Statement Of Senator Patrick Leahy Hearing On: “The Patent Trial And Appeal Board: Examining Proposals To Address Predictability, Certainty, And Fairness”
. . . . Chair, Intellectual Property Subcommittee
Patents drive our economy, allowing innovators to do what they do best while knowing they can reap the benefits of their hard work. Good quality patents thus give small businesses and inventors certainty that they can defend their inventions from others who didn’t put in the work. Without the rights guaranteed by patents, the engine of our economy, American innovation, simply would not be as strong.
Given the power that a patent conveys, though, a patent issued by the U.S. Patent and Trademark Office needs to actually represent innovation. There are serious consequences for our entire economy when the system permits enforcement of a patent that never should have issued. Vermonters and small businesses all across the country have suffered these consequences. Several years ago, an out-of-state company asserted poor-quality patents against dozens of Vermont small businesses and non-profits, demanding payments for each and every time a business scanned a document and then emailed it. It was a scam. And it was an egregious abuse of our patent system.
That is why I am proud of the work we did in 2011to pass the Leahy-Smith America Invents Act, which allowed the public to take their concerns about a questionable patent back to the Patent Office for a more in-depth review. Through proceedings created by the Leahy-Smith Act, the scan-to-email patents were brought back to the Patent Office and invalidated, allowing Vermont companies and non-profits to continue their important work. The Patent Trial and Appeal Board, or PTAB, created under the Act, resolved those disputes in a way that was faster, less expensive, and more accurate than a district court because the disputes were overseen by technically trained patent judges under a strict deadline. In the past decade of the PTAB’s existence, the public has brought thousands of patents to the Patent Office’s attention, and the Patent Office has expertly addressed validity, reinforcing the strength of high-quality patents and cancelling ones that never should have issued.

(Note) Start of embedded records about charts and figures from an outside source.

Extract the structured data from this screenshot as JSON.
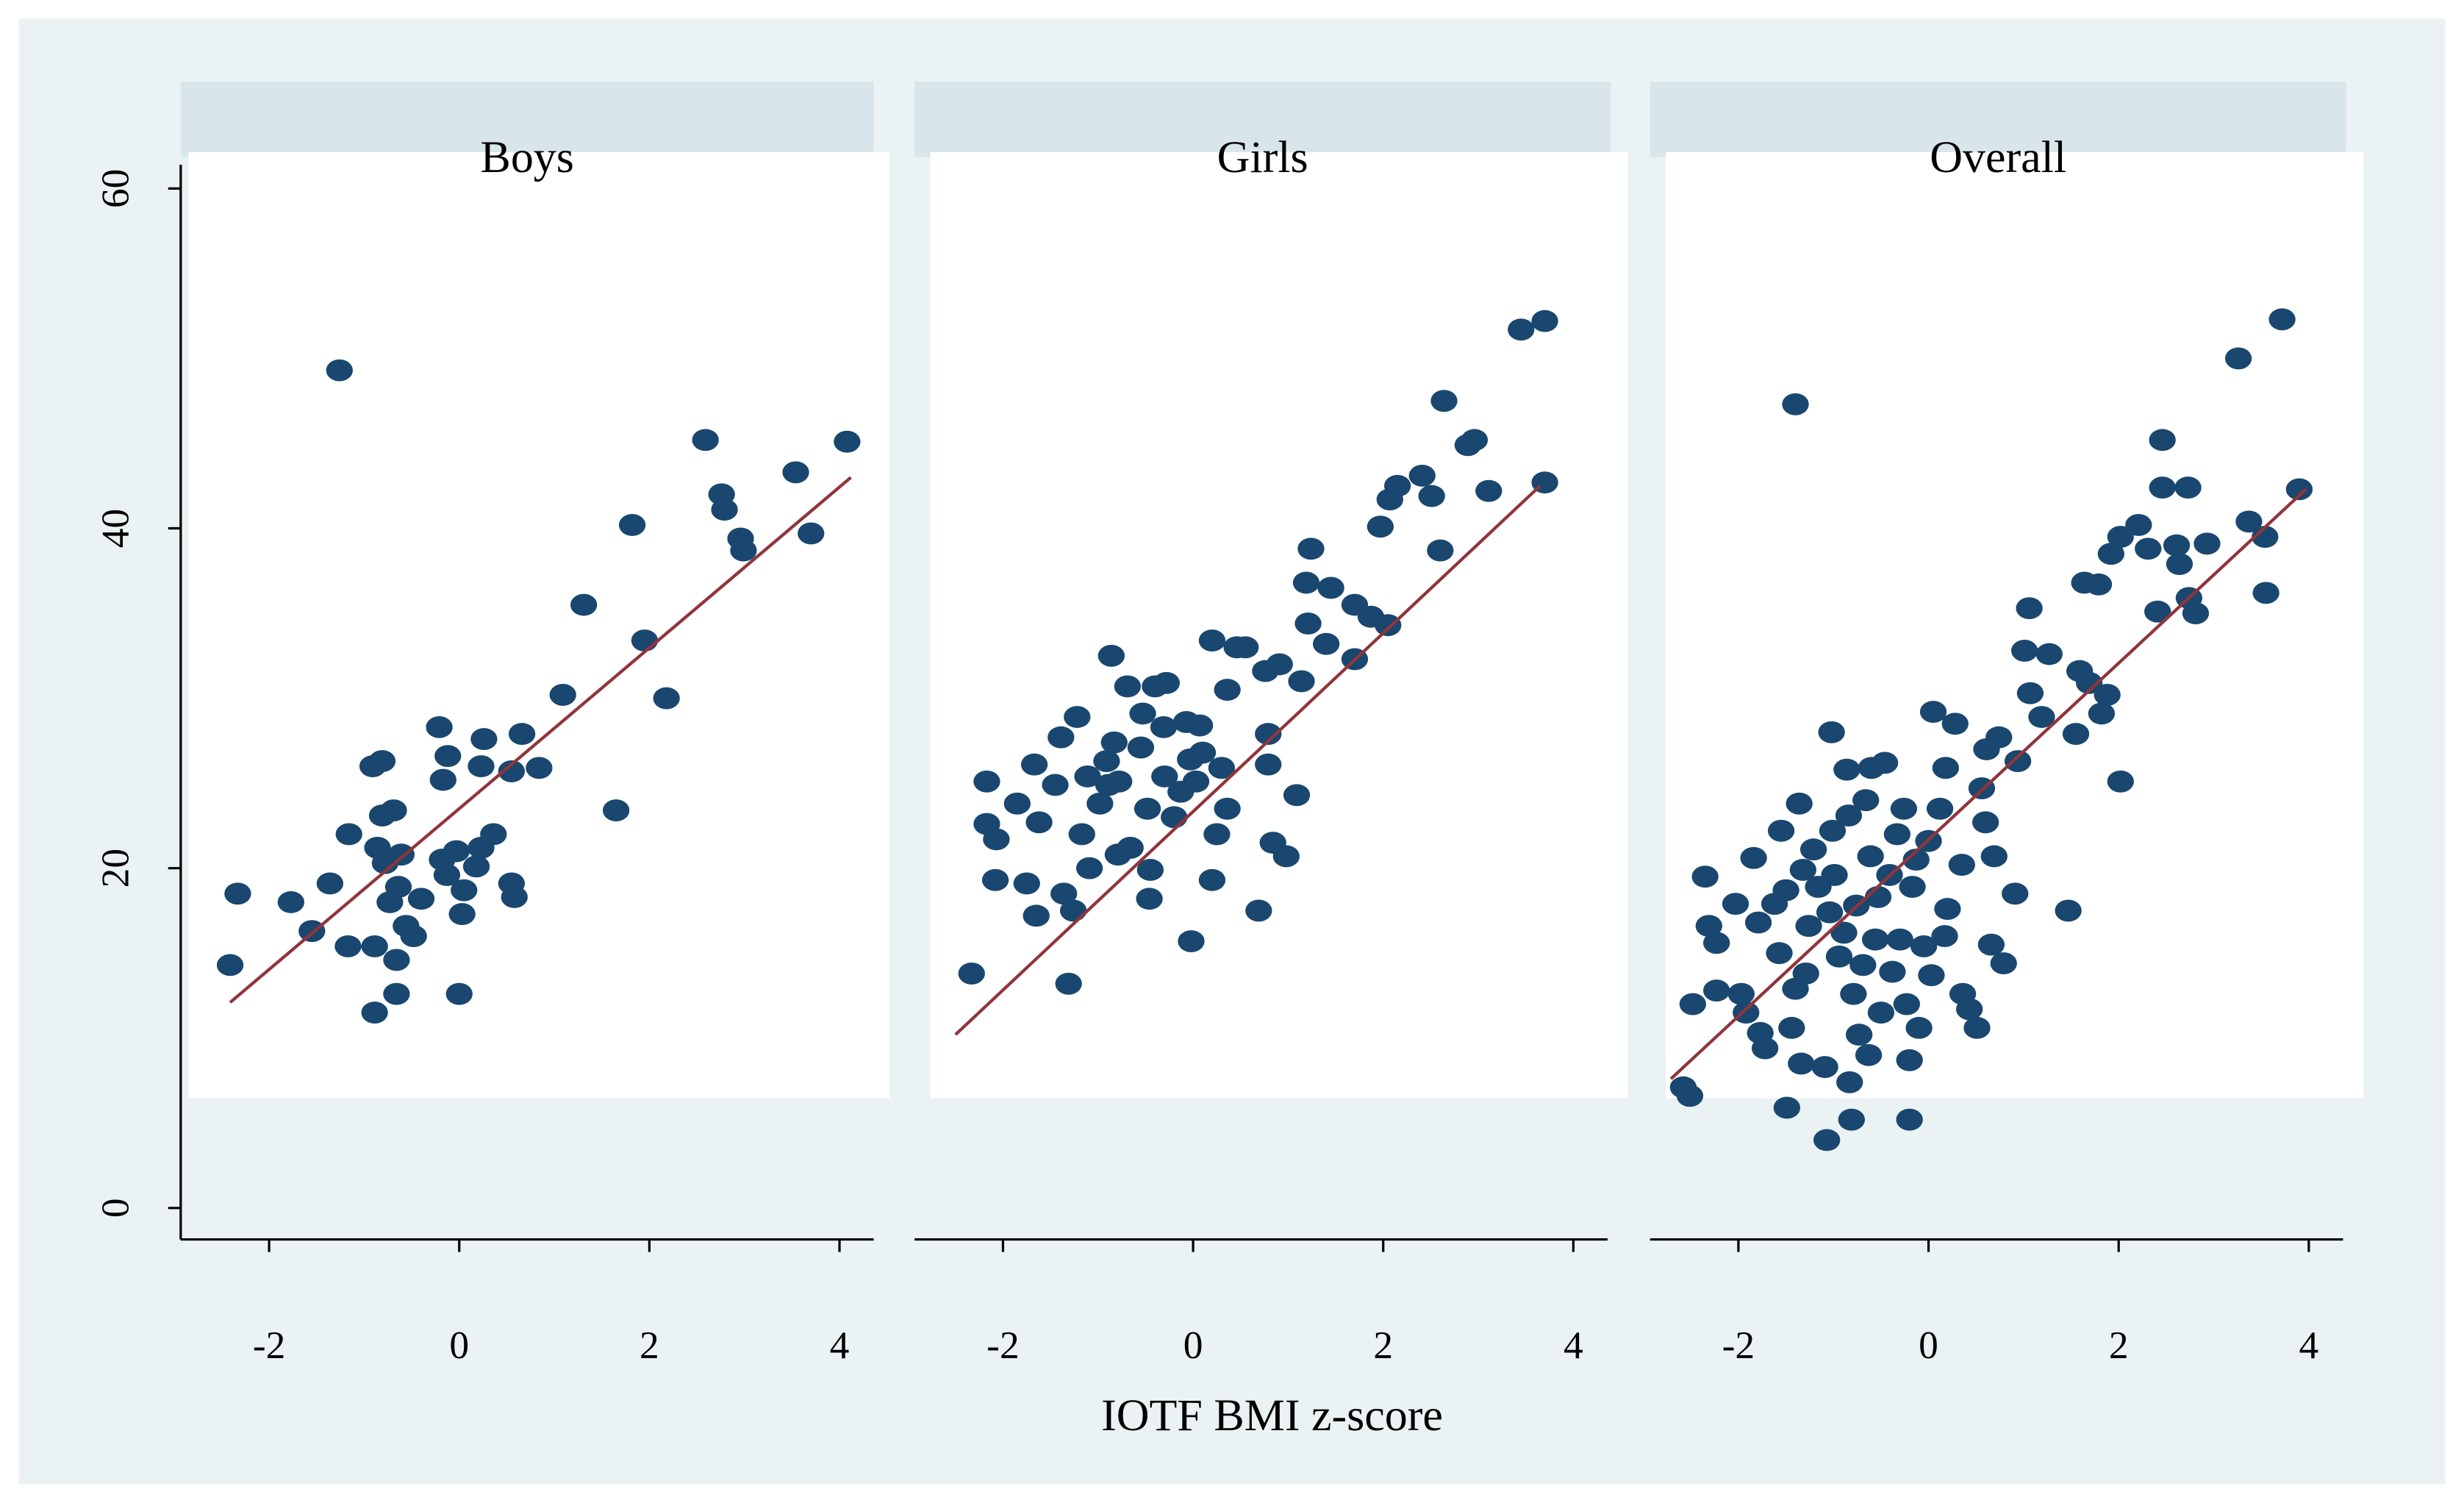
{
  "chart_data": [
    {
      "type": "scatter",
      "title": "Boys",
      "xlim": [
        -2.93,
        4.36
      ],
      "xticks": [
        -2,
        0,
        2,
        4
      ],
      "ylim": [
        -1.85,
        61.4
      ],
      "yticks": [
        0,
        20,
        40,
        60
      ],
      "series": [
        {
          "color": "#1a476f",
          "x": [
            -2.41,
            -2.33,
            -1.77,
            -1.55,
            -1.36,
            -1.26,
            -1.17,
            -1.16,
            -0.91,
            -0.81,
            -0.89,
            -0.89,
            -0.86,
            -0.81,
            -0.78,
            -0.73,
            -0.69,
            -0.66,
            -0.66,
            -0.64,
            -0.61,
            -0.56,
            -0.48,
            -0.4,
            -0.21,
            -0.17,
            -0.12,
            -0.18,
            -0.13,
            -0.03,
            0,
            0.03,
            0.05,
            0.18,
            0.23,
            0.23,
            0.26,
            0.36,
            0.55,
            0.55,
            0.58,
            0.66,
            0.84,
            1.09,
            1.31,
            1.65,
            1.82,
            1.95,
            2.18,
            2.59,
            2.76,
            2.79,
            2.96,
            2.99,
            3.54,
            3.7,
            4.08
          ],
          "values": [
            14.3,
            18.5,
            18.0,
            16.3,
            19.1,
            49.3,
            15.4,
            22.0,
            26.0,
            26.3,
            11.5,
            15.4,
            21.2,
            23.1,
            20.3,
            18.0,
            23.4,
            14.6,
            12.6,
            18.9,
            20.8,
            16.6,
            16.0,
            18.2,
            28.3,
            25.2,
            26.6,
            20.5,
            19.6,
            21.0,
            12.6,
            17.3,
            18.7,
            20.1,
            21.2,
            26.0,
            27.6,
            22.0,
            25.7,
            19.1,
            18.3,
            27.9,
            25.9,
            30.2,
            35.5,
            23.4,
            40.2,
            33.4,
            30.0,
            45.2,
            42.0,
            41.1,
            39.4,
            38.7,
            43.3,
            39.7,
            45.1
          ]
        }
      ],
      "fit": {
        "color": "#90353b",
        "x": [
          -2.41,
          4.12
        ],
        "values": [
          12.1,
          43.0
        ]
      }
    },
    {
      "type": "scatter",
      "title": "Girls",
      "xlabel": "IOTF BMI z-score",
      "xlim": [
        -2.93,
        4.36
      ],
      "xticks": [
        -2,
        0,
        2,
        4
      ],
      "ylim": [
        -1.85,
        61.4
      ],
      "series": [
        {
          "color": "#1a476f",
          "x": [
            -2.33,
            -2.17,
            -2.17,
            -2.07,
            -2.08,
            -1.85,
            -1.75,
            -1.67,
            -1.65,
            -1.62,
            -1.45,
            -1.39,
            -1.36,
            -1.31,
            -1.26,
            -1.22,
            -1.17,
            -1.11,
            -1.09,
            -0.98,
            -0.91,
            -0.89,
            -0.86,
            -0.83,
            -0.79,
            -0.78,
            -0.69,
            -0.66,
            -0.55,
            -0.53,
            -0.48,
            -0.46,
            -0.45,
            -0.4,
            -0.31,
            -0.3,
            -0.28,
            -0.2,
            -0.13,
            -0.07,
            -0.03,
            -0.02,
            0.03,
            0.07,
            0.1,
            0.2,
            0.25,
            0.2,
            0.3,
            0.36,
            0.36,
            0.46,
            0.55,
            0.69,
            0.76,
            0.79,
            0.79,
            0.84,
            0.91,
            0.98,
            1.09,
            1.14,
            1.19,
            1.21,
            1.24,
            1.4,
            1.45,
            1.7,
            1.7,
            1.87,
            1.97,
            2.05,
            2.07,
            2.15,
            2.41,
            2.51,
            2.6,
            2.64,
            2.89,
            2.96,
            3.11,
            3.45,
            3.7,
            3.7
          ],
          "values": [
            13.8,
            25.1,
            22.6,
            21.7,
            19.3,
            23.8,
            19.1,
            26.1,
            17.2,
            22.7,
            24.9,
            27.7,
            18.5,
            13.2,
            17.5,
            28.9,
            22.0,
            25.4,
            20.0,
            23.8,
            26.3,
            24.9,
            32.5,
            27.4,
            20.8,
            25.1,
            30.7,
            21.2,
            27.1,
            29.1,
            23.5,
            18.2,
            19.9,
            30.7,
            28.3,
            25.4,
            30.9,
            23.0,
            24.5,
            28.6,
            26.4,
            15.7,
            25.1,
            28.4,
            26.8,
            33.4,
            22.0,
            19.3,
            25.9,
            23.5,
            30.5,
            33.0,
            33.0,
            17.5,
            31.6,
            27.9,
            26.1,
            21.5,
            32.0,
            20.7,
            24.3,
            31.0,
            36.8,
            34.4,
            38.8,
            33.2,
            36.5,
            32.3,
            35.5,
            34.8,
            40.1,
            34.3,
            41.7,
            42.5,
            43.1,
            41.9,
            38.7,
            47.5,
            44.9,
            45.2,
            42.2,
            51.7,
            52.2,
            42.7
          ]
        }
      ],
      "fit": {
        "color": "#90353b",
        "x": [
          -2.5,
          3.65
        ],
        "values": [
          10.2,
          42.5
        ]
      }
    },
    {
      "type": "scatter",
      "title": "Overall",
      "xlim": [
        -2.93,
        4.36
      ],
      "xticks": [
        -2,
        0,
        2,
        4
      ],
      "ylim": [
        -1.85,
        61.4
      ],
      "series": [
        {
          "color": "#1a476f",
          "x": [
            -2.58,
            -2.51,
            -2.48,
            -2.35,
            -2.31,
            -2.23,
            -2.23,
            -2.03,
            -1.97,
            -1.92,
            -1.84,
            -1.79,
            -1.77,
            -1.72,
            -1.62,
            -1.57,
            -1.55,
            -1.5,
            -1.49,
            -1.44,
            -1.4,
            -1.4,
            -1.36,
            -1.34,
            -1.32,
            -1.29,
            -1.26,
            -1.21,
            -1.16,
            -1.09,
            -1.07,
            -1.04,
            -1.02,
            -1.01,
            -0.99,
            -0.94,
            -0.89,
            -0.86,
            -0.84,
            -0.83,
            -0.81,
            -0.79,
            -0.76,
            -0.73,
            -0.69,
            -0.66,
            -0.63,
            -0.61,
            -0.6,
            -0.56,
            -0.53,
            -0.5,
            -0.46,
            -0.41,
            -0.38,
            -0.33,
            -0.3,
            -0.26,
            -0.23,
            -0.2,
            -0.2,
            -0.17,
            -0.13,
            -0.1,
            -0.05,
            0,
            0.03,
            0.05,
            0.12,
            0.17,
            0.18,
            0.2,
            0.28,
            0.35,
            0.36,
            0.43,
            0.51,
            0.56,
            0.6,
            0.61,
            0.66,
            0.69,
            0.74,
            0.79,
            0.91,
            0.94,
            1.01,
            1.06,
            1.07,
            1.19,
            1.27,
            1.47,
            1.55,
            1.59,
            1.64,
            1.69,
            1.79,
            1.82,
            1.88,
            1.92,
            2.02,
            2.02,
            2.21,
            2.31,
            2.41,
            2.46,
            2.46,
            2.61,
            2.64,
            2.73,
            2.74,
            2.81,
            2.93,
            3.26,
            3.37,
            3.54,
            3.55,
            3.72,
            3.9
          ],
          "values": [
            7.1,
            6.6,
            12.0,
            19.5,
            16.6,
            15.6,
            12.8,
            17.9,
            12.6,
            11.5,
            20.6,
            16.8,
            10.3,
            9.4,
            17.9,
            15.0,
            22.2,
            18.7,
            5.9,
            10.6,
            47.3,
            12.9,
            23.8,
            8.5,
            19.9,
            13.8,
            16.6,
            21.1,
            18.9,
            8.3,
            4.0,
            17.4,
            28.0,
            22.2,
            19.6,
            14.8,
            16.2,
            25.8,
            23.1,
            7.4,
            5.2,
            12.6,
            17.8,
            10.2,
            14.3,
            24.0,
            9.0,
            20.7,
            25.9,
            15.8,
            18.3,
            11.5,
            26.2,
            19.6,
            13.9,
            22.0,
            15.8,
            23.5,
            12.0,
            8.7,
            5.2,
            18.9,
            20.5,
            10.6,
            15.4,
            21.6,
            13.7,
            29.2,
            23.5,
            16.0,
            25.9,
            17.6,
            28.5,
            20.2,
            12.6,
            11.7,
            10.6,
            24.7,
            22.7,
            27.0,
            15.5,
            20.7,
            27.7,
            14.4,
            18.5,
            26.3,
            32.8,
            35.3,
            30.3,
            28.9,
            32.6,
            17.5,
            27.9,
            31.6,
            36.8,
            30.9,
            36.7,
            29.1,
            30.2,
            38.5,
            25.1,
            39.5,
            40.2,
            38.8,
            35.1,
            45.2,
            42.4,
            39.0,
            37.9,
            42.4,
            35.9,
            35.0,
            39.1,
            50.0,
            40.4,
            39.5,
            36.2,
            52.3,
            42.3
          ]
        }
      ],
      "fit": {
        "color": "#90353b",
        "x": [
          -2.71,
          3.97
        ],
        "values": [
          7.6,
          42.3
        ]
      }
    }
  ]
}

As with any big new undertaking, that success has also brought new questions. And all enacted laws—particularly those dealing with ever-evolving technologies and science—need to be revisited and updated from time to time. That is why I am thrilled that Ranking Member Tillis, Senator Cornyn, and I just last week introduced the PTAB Reform Act of 2022. We gathered feedback from participants in the patent system, including the public broadly and businesses across the country covering a vast array sectors and technologies. We looked at concerns from all corners and presented a series of different options for addressing them. This bill, the product of months of hard work and compromise, addresses the biggest concerns of stakeholders from across the spectrum. This bill will update the PTAB so it can continue its important work into the next decade and beyond.

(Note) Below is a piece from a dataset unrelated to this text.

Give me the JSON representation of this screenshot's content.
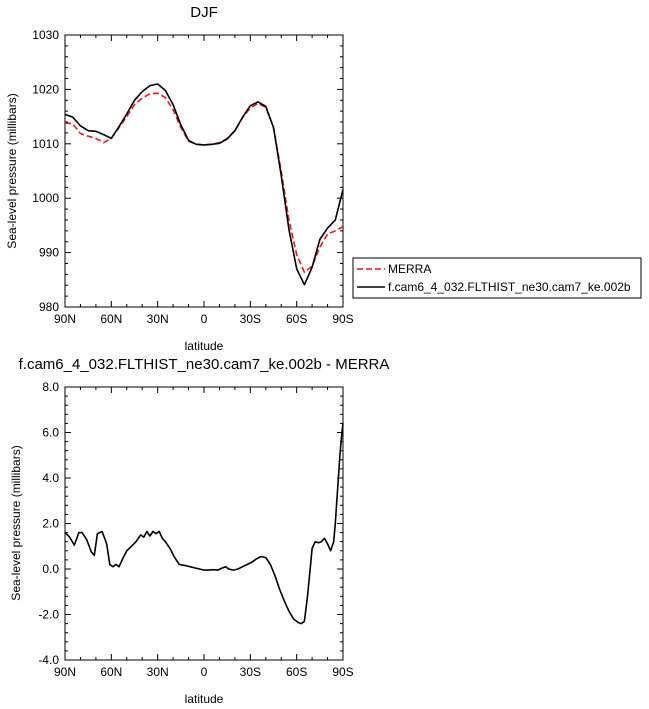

This is important legislation for a number of reasons. One big question it addresses: If a petition to the Patent Office to review a patent is meritorious on its face, should the Patent Office decline review anyway? Many believe that all meritorious petitions should result in a review. Many others believe that it is harassing to patent owners to have the same members of the public able to request review of the same patent repeatedly over time, when the patent owner has already defended the patent. We addressed these issues—as we often do in the Senate—through compromise. While meritorious petitions to review a patent should generally be granted, serial petitions over time from the same or related parties will not be allowed.
Another big question: Who has the authority to make a final validity decision, civil-servant PTAB judges or the politically appointed Director of the Patent Office? While the Supreme Court last year resolved that the Director is the final decision-maker, it left open questions about how the Director may make decisions. This bill ensures that the decision-making process must be open to the public. The public has a right to know when independent PTAB judges are making a decision, and when a politically-appointed Director is making a decision. We should not have a patent system where any given PTO Director can influence and decree decisions non-transparently and behind the scenes.

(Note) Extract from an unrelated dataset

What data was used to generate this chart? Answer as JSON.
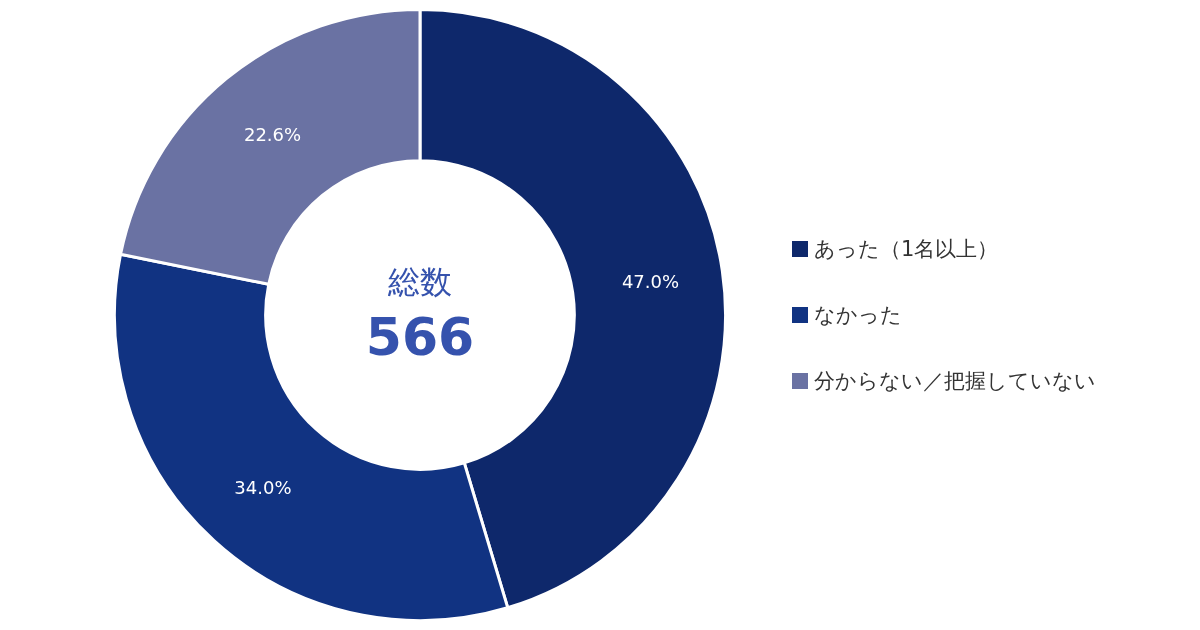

Our bill also addresses a concern raised by small business patent owners: They had to pay to apply for a patent and then may have to pay again to defend it at the PTAB. This is expensive, and we want to help small businesses shoulder the expense. Thus, if a small entity has not already decided to undertake the expense of litigation, the Patent Office will cover the expense of a PTAB proceeding for that small business under our bill.
We have here an extraordinary group of witnesses with unparalleled experience with the PTAB. I am excited to hear from them about their experience, what has worked well and what needs tweaking, and how our PTAB Reform Act will fit into the overall picture. David Cain, a Vermont attorney for GlobalFoundries, one of Vermont’s biggest employers, has been involved in several PTAB proceedings and can tell us about his experiences in the semiconductor chip manufacturing industry, a sector that is vital to our economy.
I know that Ranking Member Tillis and Senator Cornyn share my belief that the patent system should work well for all Americans and all sectors of our economy. I look forward to continuing the bipartisan work of our IP Subcommittee to help deliver real improvements to our patent system. I want to leave behind an even stronger patent system that further empowers America’s greatest natural resource: our ingenuity and innovation.